The NHS has been held in such great reverence, and such reverence is not without rationale. Despite, funding for the NHS being the second-lowest in the G7 at just £2,989 per person, the NHS was ranked as the best healthcare system in the world by the Commonwealth Fund, besting private insurance and public-private models. The optimum treatment for the NHS is not iatrogenic reinvention, but to maintain the publicly funded-publicly provided infrastructure.

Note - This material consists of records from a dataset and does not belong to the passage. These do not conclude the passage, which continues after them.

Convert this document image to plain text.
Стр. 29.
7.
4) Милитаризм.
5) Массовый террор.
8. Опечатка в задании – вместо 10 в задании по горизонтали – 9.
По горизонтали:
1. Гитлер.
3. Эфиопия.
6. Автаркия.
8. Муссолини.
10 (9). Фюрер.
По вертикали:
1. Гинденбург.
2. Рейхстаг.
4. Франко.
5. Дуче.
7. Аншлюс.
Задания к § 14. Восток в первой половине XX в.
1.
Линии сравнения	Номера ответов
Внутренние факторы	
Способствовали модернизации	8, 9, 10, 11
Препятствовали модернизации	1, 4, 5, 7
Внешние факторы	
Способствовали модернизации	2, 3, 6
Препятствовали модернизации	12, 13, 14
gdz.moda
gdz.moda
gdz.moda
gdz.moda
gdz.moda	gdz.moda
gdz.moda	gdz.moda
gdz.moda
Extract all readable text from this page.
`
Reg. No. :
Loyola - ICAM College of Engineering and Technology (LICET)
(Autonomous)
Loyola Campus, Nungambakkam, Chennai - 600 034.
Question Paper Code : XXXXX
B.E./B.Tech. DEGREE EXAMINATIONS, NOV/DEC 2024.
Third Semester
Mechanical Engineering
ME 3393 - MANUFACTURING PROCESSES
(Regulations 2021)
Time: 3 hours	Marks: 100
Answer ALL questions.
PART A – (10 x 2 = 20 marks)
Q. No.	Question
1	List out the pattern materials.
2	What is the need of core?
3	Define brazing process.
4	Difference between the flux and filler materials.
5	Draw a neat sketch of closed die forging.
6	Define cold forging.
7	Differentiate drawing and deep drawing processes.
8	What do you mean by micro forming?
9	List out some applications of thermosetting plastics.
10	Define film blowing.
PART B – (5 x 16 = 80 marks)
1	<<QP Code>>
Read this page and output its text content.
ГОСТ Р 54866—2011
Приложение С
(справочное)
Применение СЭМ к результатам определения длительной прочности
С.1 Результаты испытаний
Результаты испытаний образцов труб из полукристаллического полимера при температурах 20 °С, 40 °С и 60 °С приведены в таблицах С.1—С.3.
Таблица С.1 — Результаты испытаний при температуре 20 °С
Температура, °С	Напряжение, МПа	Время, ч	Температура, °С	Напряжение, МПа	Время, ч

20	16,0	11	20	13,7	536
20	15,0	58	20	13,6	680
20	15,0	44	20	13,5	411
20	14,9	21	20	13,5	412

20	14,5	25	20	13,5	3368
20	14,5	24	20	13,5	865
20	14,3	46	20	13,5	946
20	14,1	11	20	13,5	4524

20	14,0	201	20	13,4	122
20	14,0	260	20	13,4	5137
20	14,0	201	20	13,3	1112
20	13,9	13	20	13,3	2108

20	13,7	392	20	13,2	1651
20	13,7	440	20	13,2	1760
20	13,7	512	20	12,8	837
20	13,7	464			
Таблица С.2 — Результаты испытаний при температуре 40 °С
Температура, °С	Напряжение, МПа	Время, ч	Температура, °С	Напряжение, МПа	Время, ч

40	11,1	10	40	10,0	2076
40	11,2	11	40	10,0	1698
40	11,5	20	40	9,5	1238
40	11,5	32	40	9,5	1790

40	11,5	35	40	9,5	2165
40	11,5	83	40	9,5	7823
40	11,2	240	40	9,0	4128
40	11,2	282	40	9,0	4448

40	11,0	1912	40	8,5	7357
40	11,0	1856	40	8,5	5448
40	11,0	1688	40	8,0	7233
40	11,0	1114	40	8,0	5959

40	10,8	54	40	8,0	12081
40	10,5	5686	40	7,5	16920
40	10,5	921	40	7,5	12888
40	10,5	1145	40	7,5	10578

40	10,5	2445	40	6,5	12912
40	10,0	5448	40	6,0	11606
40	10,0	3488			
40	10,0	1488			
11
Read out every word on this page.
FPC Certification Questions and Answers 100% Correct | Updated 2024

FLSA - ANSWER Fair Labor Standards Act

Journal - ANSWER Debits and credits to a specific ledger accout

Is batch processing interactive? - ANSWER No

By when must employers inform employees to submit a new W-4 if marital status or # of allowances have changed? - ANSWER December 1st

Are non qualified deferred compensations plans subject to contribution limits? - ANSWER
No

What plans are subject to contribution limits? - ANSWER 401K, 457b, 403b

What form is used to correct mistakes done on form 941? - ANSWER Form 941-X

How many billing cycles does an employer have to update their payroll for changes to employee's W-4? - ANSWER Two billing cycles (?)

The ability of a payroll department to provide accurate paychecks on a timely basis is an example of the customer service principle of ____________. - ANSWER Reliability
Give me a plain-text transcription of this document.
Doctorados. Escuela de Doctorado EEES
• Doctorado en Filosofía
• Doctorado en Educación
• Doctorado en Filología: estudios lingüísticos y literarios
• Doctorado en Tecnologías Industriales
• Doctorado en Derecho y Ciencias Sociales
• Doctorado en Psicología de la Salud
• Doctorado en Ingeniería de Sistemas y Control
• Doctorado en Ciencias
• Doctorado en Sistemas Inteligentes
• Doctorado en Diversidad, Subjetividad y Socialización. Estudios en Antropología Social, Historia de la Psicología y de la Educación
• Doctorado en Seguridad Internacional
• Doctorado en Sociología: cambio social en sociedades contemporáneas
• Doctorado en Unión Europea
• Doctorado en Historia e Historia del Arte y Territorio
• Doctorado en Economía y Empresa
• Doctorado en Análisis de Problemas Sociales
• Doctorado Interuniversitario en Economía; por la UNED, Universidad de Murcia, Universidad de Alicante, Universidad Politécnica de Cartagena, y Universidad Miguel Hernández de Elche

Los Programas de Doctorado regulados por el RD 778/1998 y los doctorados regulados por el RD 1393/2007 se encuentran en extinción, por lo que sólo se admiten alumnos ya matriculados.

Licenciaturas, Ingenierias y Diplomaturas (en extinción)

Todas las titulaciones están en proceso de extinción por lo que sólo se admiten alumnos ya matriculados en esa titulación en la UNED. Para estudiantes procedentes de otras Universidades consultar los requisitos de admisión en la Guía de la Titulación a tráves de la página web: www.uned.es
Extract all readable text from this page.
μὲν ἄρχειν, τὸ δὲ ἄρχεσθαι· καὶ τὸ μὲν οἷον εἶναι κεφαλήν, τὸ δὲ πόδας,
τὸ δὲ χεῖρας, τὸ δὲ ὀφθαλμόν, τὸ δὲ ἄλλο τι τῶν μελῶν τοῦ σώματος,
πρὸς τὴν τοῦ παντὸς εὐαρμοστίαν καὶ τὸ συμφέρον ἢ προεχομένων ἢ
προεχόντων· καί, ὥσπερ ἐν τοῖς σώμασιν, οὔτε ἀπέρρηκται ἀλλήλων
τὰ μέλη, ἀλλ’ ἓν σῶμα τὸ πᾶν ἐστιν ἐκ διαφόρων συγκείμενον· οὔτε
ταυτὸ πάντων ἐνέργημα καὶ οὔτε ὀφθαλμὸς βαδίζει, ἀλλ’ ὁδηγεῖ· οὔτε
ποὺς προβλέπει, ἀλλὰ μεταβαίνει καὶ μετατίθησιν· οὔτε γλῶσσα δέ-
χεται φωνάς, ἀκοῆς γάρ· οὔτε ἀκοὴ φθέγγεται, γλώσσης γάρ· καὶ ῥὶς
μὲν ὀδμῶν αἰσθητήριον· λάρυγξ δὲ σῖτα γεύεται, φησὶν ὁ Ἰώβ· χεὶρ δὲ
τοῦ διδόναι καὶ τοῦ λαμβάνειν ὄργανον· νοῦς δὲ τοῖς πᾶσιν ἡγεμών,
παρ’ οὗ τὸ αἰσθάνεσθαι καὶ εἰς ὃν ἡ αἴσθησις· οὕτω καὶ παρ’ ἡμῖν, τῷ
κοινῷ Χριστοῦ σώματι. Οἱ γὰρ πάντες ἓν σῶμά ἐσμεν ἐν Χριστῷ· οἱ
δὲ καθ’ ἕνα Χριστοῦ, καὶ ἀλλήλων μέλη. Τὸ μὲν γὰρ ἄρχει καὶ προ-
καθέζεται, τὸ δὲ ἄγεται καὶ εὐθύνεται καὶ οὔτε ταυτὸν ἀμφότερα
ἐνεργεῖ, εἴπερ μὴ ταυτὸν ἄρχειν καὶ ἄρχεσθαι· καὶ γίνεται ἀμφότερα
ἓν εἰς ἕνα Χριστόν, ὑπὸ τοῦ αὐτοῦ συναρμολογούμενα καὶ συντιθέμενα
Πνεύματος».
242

It’s easy to envisage within the next few years of visiting a GP practice, owned and operated by Operose Health, referring you in your time of need to a hospital operated by another private provider. An NHS butchered and fragmented. Even though this will still be free at the point of care, in line with Aneurin Bevan’s principles, it is not without consequence. So, the doctor will indeed still see you; but, how and why, that’s a different matter altogether.

References

  1. Primary Care. Operose Health [Available from: www.operosehealth.co.uk/our-services/primary-care.html.
  2. AT Medics Ltd: change of control request. Central London Clinical Commissioning Group; 2021.
  3. Gallagher P. GP practice taken over by Virgin Care goes from outstanding to inadequate in under two years: iNews; 2018 [Available from: https://inews.co.uk/news/health/virgin-care-gp-practice-rated-inadequate-155041.
  4. Bell BG, Campbell S, Carson-Stevens A, Evans HP, Cooper A, Sheehan C, et al. Understanding the epidemiology of avoidable significant harm in primary care: protocol for a retrospective cross-sectional study. BMJ open. 2017;7(2):e013786-e.
  5. Number of GPs down by nearly 1,000 since 2015 despite rise in demand, TUC analysis shows: Trade Union Council; 2019 [Available from: https://www.tuc.org.uk/news/number-gps-down-nearly-1000-2015-despite-rise-demand-tuc-analysis-shows.
  6. Irving G, Neves AL, Dambha-Miller H, Oishi A, Tagashira H, Verho A, et al. International variations in primary care physician consultation time: a systematic review of 67 countries. BMJ Open. 2017;7(10):e017902.
  7. Cowling TE, Laverty AA, Harris MJ, Watt HC, Greaves F, Majeed A. Contract and ownership type of general practices and patient experience in England: multilevel analysis of a national cross-sectional survey. Journal of the Royal Society of Medicine. 2017;110(11):440-51.
  8. La Fiscalía pide que Alberto de Rosa declare como imputado 2016 [Available from: https://elpais.com/ccaa/2016/11/22/valencia/1479834022_535319.html.
  9. Centene Announces Purchase Of Expanded Stake In Ribera Salud: Cision; 2019 [Available from: https://www.prnewswire.com/news-releases/centene-announces-purchase-of-expanded-stake-in-ribera-salud-300879723.html.
  10. Healthcare Fraud in the new NHS market – a threat to patient care. Centre for Health and the Public Interest; 2013.